Ronnie Ludwig, tax expert and chairman of Grant Property, said: “In certain circumstances, those who are either self employed in partnerships or who have private family trading companies may still be able to obtain top rate tax relief on the interest payments by skillfully converting the debt.

“If we take the example of a married couple where the husband owns shares in a successful private family trading company and his wife has a successful career working elsewhere. They have a buy-to-let Property with a £100,000 mortgage the interest on which, until recently, attracted higher rate tax relief but is now restricted to 20%.



“The husband could consider paying off the mortgage by selling £100,000 worth of shares in the family company to his wife who would borrow the money to do so from the bank. The husband would then pay off the tax inefficient mortgage and his wife would obtain top rate tax relief on the interest relating to the £100,000 that she has borrowed because those borrowings are for a qualifying business purpose, acquisition of shares in an unquoted trading company. The level of debt remains identical, but the manner in which it is structured converts it from being relatively tax inefficient to being fully tax efficient.

“There would be no Capital Gains Tax liability arising on the husband because the inter spouse Capital Gains Tax exemption would apply. His wife would be deemed to have acquired the shares at his original base cost for future CGT purposes. For technical tax reasons the shares should be sold to the wife at a 10% to 20% discount. “

Those in partnerships who have surplus capital in the partnership accounts may find themselves in a similar beneficial position.

Ludwig explains: “Often surplus capital arises in partnership accounts simply because partnership property, for example, has been revalued. This does not necessarily mean that the partnership can afford to pay out the surplus, usually because the cash is not sitting in the bank, however it does open up significant tax planning opportunities.

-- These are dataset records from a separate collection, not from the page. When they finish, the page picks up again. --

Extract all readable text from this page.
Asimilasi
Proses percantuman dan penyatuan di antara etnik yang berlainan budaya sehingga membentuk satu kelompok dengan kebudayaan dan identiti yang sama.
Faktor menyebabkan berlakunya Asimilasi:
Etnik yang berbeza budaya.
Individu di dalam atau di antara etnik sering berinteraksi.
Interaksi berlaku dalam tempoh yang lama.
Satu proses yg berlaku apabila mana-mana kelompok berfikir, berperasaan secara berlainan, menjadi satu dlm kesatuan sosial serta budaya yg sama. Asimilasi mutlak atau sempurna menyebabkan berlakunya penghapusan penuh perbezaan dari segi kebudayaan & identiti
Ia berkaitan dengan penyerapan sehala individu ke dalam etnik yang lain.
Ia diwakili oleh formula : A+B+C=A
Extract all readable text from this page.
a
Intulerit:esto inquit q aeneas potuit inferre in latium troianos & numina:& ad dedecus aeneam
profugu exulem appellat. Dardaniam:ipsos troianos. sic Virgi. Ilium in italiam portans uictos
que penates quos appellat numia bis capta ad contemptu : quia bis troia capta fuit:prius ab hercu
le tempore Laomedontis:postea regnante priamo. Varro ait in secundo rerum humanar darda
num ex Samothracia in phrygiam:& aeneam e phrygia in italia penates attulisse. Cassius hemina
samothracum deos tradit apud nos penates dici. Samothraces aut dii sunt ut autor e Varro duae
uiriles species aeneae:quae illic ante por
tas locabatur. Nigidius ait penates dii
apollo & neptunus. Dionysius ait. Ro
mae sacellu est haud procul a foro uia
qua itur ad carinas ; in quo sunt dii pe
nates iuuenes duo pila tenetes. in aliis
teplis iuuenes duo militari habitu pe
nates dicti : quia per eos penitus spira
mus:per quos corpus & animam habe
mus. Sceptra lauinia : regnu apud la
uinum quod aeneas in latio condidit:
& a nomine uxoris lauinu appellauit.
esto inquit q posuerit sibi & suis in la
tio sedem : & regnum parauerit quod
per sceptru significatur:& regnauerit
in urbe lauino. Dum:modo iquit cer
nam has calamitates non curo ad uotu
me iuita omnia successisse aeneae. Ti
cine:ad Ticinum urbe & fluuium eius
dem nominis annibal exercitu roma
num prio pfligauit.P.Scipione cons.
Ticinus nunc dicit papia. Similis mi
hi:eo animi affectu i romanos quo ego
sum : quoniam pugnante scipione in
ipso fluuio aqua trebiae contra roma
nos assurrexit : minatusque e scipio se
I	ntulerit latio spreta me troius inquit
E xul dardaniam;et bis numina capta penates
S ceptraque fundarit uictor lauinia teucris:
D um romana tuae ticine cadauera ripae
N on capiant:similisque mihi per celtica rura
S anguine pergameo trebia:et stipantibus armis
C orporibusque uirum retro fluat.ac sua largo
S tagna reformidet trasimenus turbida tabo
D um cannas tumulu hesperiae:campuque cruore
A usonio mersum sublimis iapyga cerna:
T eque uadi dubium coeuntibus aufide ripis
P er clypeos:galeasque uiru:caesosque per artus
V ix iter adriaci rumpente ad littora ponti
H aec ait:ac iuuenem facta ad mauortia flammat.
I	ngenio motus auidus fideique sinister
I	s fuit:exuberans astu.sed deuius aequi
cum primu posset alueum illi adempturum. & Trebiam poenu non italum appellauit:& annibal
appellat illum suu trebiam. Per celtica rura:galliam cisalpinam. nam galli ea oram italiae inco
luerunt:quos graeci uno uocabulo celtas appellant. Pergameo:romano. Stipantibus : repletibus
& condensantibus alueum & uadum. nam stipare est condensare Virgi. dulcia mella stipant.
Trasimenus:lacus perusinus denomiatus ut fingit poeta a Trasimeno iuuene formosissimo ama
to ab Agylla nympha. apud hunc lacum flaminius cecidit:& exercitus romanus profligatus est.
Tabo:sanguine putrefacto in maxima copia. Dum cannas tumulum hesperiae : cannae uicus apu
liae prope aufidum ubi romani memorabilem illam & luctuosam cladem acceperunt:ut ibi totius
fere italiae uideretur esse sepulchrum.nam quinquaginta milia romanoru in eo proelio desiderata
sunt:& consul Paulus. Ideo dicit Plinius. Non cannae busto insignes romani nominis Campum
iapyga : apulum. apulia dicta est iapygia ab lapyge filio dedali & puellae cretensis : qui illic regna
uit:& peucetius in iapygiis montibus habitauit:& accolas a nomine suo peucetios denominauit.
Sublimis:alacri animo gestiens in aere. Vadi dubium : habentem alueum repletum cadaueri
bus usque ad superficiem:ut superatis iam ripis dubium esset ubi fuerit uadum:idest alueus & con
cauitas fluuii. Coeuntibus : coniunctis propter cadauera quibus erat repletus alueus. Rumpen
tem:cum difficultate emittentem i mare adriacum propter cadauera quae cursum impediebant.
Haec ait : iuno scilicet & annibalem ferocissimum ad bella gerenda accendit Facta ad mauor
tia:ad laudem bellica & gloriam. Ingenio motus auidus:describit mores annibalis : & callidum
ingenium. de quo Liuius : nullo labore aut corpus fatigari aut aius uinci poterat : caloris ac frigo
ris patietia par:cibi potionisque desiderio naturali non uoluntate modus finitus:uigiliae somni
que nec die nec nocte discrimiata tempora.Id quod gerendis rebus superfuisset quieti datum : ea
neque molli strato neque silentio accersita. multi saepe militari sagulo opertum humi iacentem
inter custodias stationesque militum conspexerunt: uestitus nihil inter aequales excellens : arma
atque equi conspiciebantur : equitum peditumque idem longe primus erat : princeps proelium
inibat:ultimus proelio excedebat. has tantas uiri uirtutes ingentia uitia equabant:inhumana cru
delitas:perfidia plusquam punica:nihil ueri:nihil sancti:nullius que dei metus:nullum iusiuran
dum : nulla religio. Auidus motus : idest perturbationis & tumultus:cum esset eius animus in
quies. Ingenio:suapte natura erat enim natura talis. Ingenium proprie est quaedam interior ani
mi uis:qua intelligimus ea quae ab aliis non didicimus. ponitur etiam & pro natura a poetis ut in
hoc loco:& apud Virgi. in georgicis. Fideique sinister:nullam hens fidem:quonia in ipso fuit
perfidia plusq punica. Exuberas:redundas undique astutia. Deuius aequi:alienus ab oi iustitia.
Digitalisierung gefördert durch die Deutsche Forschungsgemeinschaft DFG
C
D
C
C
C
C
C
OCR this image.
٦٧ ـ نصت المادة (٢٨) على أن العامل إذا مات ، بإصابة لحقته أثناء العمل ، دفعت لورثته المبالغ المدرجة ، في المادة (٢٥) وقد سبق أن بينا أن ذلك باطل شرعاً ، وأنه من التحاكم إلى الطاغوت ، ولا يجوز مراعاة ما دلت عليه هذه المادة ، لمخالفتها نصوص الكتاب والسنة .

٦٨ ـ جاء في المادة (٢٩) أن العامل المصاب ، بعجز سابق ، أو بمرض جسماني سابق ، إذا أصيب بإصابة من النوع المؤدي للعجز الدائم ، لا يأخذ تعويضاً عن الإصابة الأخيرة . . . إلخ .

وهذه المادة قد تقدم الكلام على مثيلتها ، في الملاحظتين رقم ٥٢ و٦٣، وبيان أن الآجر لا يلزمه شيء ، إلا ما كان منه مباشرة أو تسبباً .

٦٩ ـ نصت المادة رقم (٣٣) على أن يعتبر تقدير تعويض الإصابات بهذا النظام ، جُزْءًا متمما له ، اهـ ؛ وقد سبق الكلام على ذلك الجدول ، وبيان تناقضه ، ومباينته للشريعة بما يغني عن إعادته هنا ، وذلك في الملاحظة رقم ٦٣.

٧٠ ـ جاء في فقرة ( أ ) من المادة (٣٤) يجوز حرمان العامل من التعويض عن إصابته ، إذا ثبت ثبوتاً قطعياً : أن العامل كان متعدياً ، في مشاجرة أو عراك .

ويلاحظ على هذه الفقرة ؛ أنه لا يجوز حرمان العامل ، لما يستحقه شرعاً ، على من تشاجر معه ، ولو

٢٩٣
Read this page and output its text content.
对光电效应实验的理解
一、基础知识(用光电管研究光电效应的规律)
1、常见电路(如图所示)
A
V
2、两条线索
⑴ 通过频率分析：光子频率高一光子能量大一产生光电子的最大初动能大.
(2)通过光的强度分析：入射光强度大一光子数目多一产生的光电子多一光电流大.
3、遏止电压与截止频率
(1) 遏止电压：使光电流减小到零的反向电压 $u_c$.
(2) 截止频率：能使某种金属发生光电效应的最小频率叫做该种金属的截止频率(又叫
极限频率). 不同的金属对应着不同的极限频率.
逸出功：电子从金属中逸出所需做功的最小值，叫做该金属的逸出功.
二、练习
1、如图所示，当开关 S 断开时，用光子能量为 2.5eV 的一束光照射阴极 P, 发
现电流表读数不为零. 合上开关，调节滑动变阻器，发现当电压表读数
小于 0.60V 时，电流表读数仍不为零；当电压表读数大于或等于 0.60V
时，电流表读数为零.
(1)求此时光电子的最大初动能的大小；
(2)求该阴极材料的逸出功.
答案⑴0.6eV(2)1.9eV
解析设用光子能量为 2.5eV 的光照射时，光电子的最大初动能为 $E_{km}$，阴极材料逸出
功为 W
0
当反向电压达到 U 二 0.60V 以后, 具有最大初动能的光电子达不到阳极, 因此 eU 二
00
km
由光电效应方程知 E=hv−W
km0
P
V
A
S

“For example, where this situation arises the partner in question could withdraw the surplus capital from the partnership and use this to pay off his tax inefficient mortgage, and immediately replace the capital in the firm with bank borrowings of an identical amount.

“Again the level of debt concerned is identical, but the tax result is very different and the partner should obtain tax relief on the interest relative to the borrowings at his marginal rate.

“The order in which the various steps are taken is crucial to the success of this tax planning manoeuvre and the correct paperwork, partnership minutes, must be in place.

“It is important that professional advice is taken prior to any of the above steps being implemented as there are numerous potential pitfalls which could result in complete denial of the relief.”